Automating bulk-picking offers other benefits, as well. Chiappetta explains: “Food product is typically grown/raised in individual or single units. Upon harvest, it is combined into bulk storage, such as crates, totes, and boxes, and then transported to processing facilities, where it then needs to be actively singulated before it [can] be processed and then recombined into final packaging.

“Today, the only two solutions for singulating bulk product are human workers or conventional, non-robotic automation that takes up tremendous floor space and tends to be expensive, inflexible, and difficult to maintain/sanitize,” Chiappetta continues. “Technology that can enable industrial robots to do bulk picking of variable product from unstructured boxes, bins, or totes … would allow for less expensive, simpler, safer, and more flexible automation solutions.”

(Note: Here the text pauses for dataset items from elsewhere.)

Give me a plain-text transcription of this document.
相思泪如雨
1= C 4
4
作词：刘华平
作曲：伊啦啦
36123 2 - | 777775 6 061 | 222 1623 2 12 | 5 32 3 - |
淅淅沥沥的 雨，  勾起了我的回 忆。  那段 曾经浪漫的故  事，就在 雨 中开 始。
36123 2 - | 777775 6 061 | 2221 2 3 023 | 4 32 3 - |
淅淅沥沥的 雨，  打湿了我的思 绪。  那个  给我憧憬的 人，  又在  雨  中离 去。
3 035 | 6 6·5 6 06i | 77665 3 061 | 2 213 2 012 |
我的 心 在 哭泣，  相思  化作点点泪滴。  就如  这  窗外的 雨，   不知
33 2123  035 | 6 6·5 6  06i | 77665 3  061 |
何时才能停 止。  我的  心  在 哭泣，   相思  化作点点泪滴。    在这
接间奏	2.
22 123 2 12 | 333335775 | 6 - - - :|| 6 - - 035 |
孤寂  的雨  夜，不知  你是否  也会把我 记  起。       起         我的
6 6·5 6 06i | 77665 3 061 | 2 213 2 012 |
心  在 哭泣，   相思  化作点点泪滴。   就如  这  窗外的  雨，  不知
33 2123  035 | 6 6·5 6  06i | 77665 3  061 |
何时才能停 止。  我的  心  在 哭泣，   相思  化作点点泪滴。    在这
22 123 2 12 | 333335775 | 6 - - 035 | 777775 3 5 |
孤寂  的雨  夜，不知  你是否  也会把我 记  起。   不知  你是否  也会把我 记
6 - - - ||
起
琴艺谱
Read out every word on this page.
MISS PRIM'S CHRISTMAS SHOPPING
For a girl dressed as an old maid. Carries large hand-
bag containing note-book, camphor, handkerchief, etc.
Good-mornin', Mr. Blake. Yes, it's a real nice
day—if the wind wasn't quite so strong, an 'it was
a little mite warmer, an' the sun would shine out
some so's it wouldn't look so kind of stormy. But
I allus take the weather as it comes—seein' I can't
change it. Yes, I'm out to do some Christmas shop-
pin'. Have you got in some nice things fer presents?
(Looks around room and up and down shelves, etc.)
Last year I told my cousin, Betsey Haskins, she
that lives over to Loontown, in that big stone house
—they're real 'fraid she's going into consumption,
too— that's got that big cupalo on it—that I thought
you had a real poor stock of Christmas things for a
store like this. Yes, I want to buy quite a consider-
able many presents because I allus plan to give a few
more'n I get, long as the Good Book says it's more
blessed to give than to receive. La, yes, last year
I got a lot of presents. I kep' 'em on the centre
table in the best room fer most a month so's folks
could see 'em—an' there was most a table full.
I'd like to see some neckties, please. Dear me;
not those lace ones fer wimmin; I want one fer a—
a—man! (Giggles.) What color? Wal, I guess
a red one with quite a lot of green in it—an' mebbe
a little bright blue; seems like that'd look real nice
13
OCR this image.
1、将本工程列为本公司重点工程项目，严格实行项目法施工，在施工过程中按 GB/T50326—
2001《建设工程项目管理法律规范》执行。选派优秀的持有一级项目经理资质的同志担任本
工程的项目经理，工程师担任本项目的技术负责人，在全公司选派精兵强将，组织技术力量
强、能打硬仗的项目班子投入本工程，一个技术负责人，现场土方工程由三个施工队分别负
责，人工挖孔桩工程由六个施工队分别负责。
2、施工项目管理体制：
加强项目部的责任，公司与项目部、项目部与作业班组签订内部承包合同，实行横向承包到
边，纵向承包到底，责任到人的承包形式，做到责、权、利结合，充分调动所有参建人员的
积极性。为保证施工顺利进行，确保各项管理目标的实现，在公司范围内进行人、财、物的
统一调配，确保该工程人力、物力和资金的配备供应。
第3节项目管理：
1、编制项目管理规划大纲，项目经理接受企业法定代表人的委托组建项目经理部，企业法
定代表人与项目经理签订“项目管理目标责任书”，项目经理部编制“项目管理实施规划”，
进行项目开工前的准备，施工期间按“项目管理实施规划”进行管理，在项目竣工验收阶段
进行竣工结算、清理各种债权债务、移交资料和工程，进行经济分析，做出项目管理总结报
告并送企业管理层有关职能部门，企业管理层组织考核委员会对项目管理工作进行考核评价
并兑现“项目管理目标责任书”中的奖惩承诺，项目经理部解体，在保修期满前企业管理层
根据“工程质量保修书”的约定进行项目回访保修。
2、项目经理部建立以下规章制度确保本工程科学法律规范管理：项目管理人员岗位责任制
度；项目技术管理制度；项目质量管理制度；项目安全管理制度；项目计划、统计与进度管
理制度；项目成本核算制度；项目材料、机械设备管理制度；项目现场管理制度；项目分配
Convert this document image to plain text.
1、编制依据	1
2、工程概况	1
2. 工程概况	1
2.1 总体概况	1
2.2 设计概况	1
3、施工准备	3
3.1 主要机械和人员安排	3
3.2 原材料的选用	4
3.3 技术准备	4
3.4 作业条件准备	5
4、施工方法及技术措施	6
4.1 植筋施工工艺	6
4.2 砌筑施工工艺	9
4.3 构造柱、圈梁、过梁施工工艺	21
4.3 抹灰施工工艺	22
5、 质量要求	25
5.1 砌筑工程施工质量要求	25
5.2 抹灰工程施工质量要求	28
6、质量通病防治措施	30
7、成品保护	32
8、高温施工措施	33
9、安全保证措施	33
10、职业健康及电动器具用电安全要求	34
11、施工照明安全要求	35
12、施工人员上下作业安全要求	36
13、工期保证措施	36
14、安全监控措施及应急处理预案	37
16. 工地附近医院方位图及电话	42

This video from Soft Robotics shows the capability of SoftAI for packing poultry into trays; however, it is not from a packaging line in a Tyson facility.

 

Bulk picking has not previously been automated, because industrial robots were unable to perform with human-level hand-eye coordination. “Human workers have unmatched dexterity, perception, and cognitive capabilities that allow them to deal with delicate, variable product and unstructured environments typically found in agriculture, food processing, and order fulfillment,” Chiappetta explains.

But, as it’s getter harder to find and hire workers, many companies are looking to automation to fill the gap and meet growing production volumes.

Chiappetta adds, “Soft Robotics is working diligently to launch SoftAI solutions over the next few months. We are finalizing the designs, tuning our algorithms, and going through the verification and validation part of our formal Product Development Process.”

The company also continues to build on its AI engine to address even more challenging applications, such as meal kitting and high-stock-keeping unit (SKU) grocery-order fulfillment.